Following the graphical output is an alignment of the query to the background, one block of which might look like this:
841: 900 [ 799: 855]
query: 11_cpx.NG.94.NG3670b: AATGGCAGTCTAGCAGAAGAAGAGGTAAGGAT...TAGATCTGAAAACATCACAAACAAT
a : CON_A1 : ----------------------------T---...------------T------R-----
b : A2.CY.94CY017_41 : -------------------G--G-AA--TA--GAT------------T--T---------
c : CON_B : ---------------------------GTA--...---------C--TT----GG-----
d : CON_C : -----T--C---------------A---TA--...------------TC-G---------
e : CON_D : ------------------------A---TA--...------------TC-------T---
f : CON_F1 : --------C--------------TA---TA--...C------C----T---T--G-T---
g : CON_F2 : --------C--------------TA---TA--...------------T---T--G-T---
h : CON_G : ---------T-------------AA---TA--...------------T------G-----
i : CON_H : -----A--C----------D-C----C-TA--...-------A----T---T--G-----
j : J.SE.94.SE7022 : ---------G---------G---CA---TA--...------------T---T--G-----
k : K.CD.97.EQTB11C : --------C---------------A---TT--...---G------G-T--T-----G---
l : CON_01_AE : ------------------------A---TA--...C-----------TC-----------
best match : aaaaaaaaaaaaaaaaaaaaaaaaaaaaaaaaaaaaaaaaaaaaaaaaaaaaaaaaaaaa
significant : ^^^^^^^^^^^^^^^^^^^^^^^^^^^^^^^^^^^^^^^^^^^^^^^^^^^^^^^^^^^^
This style of output is called "output-aligned" because the background sequences (labeled a through l) are shown aligned to the query, and only in those positions where they differ is the difference shown by a letter.

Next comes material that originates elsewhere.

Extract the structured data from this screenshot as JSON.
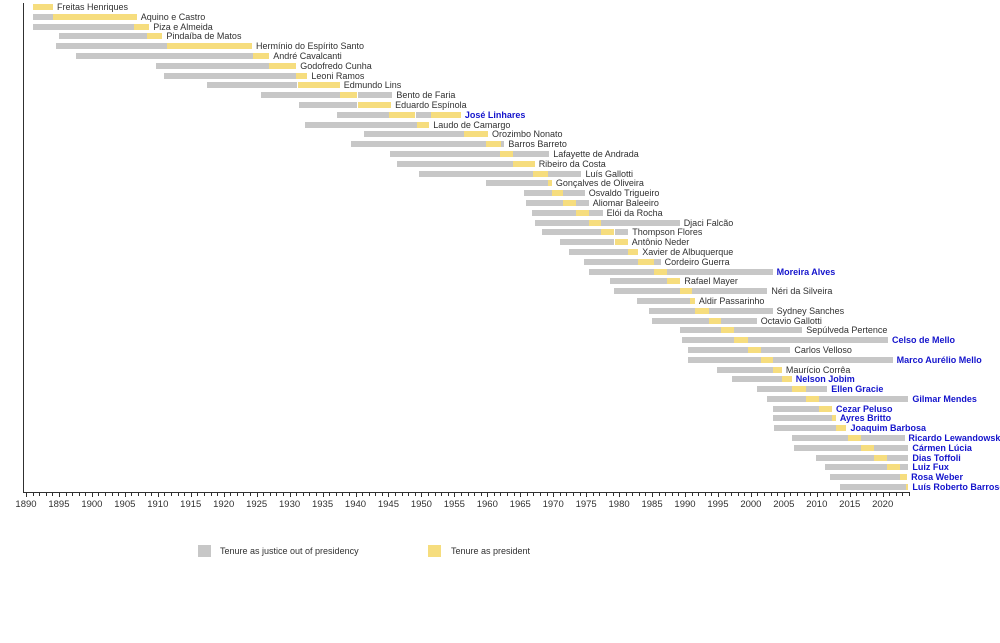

When a background position agrees with the query, a "-" character is shown. Gaps are represented by "." characters. Fifty characters of the alignment are shown in each block; in this example from query positions 841 to 900. The second set of numbers, "[ 799: 855]" shows the absolute position in the query sequence, i.e., the position not counting gaps. At the bottom of the alignment is the "best match" line. In this example, the center of the window at every position 841-900 was a best match to sequence "a" which is "CON_A1", the A1 consensus sequence in RIP's standard background. You get a feeling that this is true just by seeing fewer "mutations" in the CON_A1 line relative to other sequences in the background. But note, you are only seeing 50 characters in this block, whereas the window itself was 400 characters wide. The final line in this block shows that the match between the query and the CON_A1 sequence was significantly better than the match score with any other background sequence. When the match is not significant, the "^" symbol disappears.